War has raged in and around the last Hittite capital of Karkemish throughout its long and prestigious history. The city – also known as Carchemish or Karchemiš – straddles the Turkish-Syrian border, and today bears witness to bitter conflict just a few kilometres away in war-torn Syria. The young T E Lawrence – later Lawrence of Arabia – dug here until the onset of the First World War forced the British Museum expedition to leave; and in 1920 the Turkish military occupied the site, peppering it with mines. Now, nearly a century later, the mines are gone and the ground has been made safe so that an international team of archaeologists can begin work again on the Turkish side of the border. Their excavations are revealing the spectacular remains of an ornate 10th-century BC palace that influenced later Neo-Assyrian design.

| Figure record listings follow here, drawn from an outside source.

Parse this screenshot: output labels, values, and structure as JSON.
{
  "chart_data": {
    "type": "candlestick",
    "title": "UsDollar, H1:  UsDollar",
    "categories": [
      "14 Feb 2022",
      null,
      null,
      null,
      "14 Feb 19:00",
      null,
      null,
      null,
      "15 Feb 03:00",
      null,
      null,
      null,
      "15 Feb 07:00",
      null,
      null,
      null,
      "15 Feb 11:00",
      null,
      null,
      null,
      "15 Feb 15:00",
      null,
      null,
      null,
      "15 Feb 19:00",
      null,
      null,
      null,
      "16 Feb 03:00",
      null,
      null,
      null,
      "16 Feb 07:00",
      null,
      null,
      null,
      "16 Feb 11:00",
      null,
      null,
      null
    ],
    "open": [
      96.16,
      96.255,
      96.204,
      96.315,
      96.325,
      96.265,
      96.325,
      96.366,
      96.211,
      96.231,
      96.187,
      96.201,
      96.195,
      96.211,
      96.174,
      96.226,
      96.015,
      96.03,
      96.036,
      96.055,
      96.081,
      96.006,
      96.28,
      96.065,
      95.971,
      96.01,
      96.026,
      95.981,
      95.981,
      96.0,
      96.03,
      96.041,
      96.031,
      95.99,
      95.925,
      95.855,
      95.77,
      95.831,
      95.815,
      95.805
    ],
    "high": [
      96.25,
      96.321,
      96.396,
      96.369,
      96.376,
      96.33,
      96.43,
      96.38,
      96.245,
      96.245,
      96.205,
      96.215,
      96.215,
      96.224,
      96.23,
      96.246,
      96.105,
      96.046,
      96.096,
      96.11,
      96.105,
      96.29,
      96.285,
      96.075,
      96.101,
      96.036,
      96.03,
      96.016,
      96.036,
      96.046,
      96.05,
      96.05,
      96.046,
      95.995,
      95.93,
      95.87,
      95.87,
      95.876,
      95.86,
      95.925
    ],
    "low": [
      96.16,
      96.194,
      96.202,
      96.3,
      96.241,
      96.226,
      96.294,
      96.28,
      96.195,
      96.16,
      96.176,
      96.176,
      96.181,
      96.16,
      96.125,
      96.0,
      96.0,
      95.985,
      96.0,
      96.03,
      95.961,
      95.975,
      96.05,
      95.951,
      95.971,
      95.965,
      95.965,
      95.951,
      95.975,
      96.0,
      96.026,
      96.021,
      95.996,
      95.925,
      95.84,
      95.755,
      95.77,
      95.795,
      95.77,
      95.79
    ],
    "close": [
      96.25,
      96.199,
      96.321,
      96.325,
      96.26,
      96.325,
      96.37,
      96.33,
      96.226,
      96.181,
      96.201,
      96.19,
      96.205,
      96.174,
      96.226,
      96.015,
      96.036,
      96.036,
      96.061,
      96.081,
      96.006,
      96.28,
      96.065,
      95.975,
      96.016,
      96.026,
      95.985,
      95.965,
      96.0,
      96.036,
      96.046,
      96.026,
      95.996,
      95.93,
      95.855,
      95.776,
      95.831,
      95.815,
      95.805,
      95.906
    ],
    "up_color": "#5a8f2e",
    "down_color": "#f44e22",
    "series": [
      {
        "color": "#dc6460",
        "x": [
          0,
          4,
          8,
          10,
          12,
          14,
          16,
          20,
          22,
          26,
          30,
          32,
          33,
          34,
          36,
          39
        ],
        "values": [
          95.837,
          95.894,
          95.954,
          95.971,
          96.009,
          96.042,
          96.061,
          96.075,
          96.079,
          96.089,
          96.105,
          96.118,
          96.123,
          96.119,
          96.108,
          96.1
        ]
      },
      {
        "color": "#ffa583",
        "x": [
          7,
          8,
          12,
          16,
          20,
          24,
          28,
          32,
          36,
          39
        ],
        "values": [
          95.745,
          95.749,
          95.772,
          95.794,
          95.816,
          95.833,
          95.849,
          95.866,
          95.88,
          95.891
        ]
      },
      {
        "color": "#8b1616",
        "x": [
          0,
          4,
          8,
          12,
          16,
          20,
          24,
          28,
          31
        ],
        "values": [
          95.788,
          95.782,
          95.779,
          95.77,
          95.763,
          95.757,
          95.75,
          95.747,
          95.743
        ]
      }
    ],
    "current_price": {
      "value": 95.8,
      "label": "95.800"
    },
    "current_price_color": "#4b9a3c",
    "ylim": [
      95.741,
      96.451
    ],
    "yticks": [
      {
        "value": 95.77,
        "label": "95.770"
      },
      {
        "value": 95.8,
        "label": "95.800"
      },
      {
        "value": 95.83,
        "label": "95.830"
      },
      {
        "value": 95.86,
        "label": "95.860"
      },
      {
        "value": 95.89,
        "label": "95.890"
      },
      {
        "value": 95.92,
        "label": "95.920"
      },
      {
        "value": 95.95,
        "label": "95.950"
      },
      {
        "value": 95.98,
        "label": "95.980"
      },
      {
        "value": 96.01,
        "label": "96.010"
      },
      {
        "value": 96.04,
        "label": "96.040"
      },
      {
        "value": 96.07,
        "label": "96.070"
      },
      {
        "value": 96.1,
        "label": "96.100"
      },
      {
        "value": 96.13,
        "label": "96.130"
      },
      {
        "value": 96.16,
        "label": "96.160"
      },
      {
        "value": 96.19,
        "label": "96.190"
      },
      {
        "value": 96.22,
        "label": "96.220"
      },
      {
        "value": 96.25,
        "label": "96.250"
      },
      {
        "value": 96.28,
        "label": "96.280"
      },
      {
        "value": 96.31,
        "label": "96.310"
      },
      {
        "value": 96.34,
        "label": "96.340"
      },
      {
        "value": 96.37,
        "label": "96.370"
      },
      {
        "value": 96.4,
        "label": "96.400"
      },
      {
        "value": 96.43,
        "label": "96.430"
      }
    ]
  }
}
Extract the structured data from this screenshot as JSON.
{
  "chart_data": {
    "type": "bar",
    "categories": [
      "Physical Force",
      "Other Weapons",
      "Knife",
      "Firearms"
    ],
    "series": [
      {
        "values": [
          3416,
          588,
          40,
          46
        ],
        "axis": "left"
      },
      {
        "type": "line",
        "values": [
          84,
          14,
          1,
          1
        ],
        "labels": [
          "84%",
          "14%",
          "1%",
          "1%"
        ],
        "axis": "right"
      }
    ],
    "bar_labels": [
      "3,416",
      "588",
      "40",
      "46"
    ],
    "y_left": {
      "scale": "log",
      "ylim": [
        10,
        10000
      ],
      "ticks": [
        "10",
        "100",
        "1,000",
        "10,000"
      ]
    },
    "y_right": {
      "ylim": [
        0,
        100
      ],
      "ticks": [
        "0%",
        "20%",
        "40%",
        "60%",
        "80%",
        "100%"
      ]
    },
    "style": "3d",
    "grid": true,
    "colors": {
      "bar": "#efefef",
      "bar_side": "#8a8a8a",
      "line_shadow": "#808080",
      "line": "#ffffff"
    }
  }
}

Santiago, the largest of the tiny Cape Verde islands off the north-west coast of Africa, was the last port of call for intrepid 16th-century sailors voyaging across the Atlantic, and grew rich as the slave trade flourished. It was also home to what must be the first church built in the Tropics.
If you look closely at the beautiful Ice Age paintings in the caves of the Quercy region, you may notice strange scratches and markings on and around the images. Are these clues to the rituals and ceremonies of the Palaeolithic artists?
Just five miles from the ruins of the Classical Greek temples at Paestum is the site of a splendid sanctuary at the mouth of the River Sele. Though there is little to see above ground, excavations have revealed extraordinary insights into what visitors to a Greek temple in its glory days would have seen and experienced.
Our last feature goes to Spain, where archaeologists have begun excavations at Zorita Castle to discover what life was like in a Medieval fortress.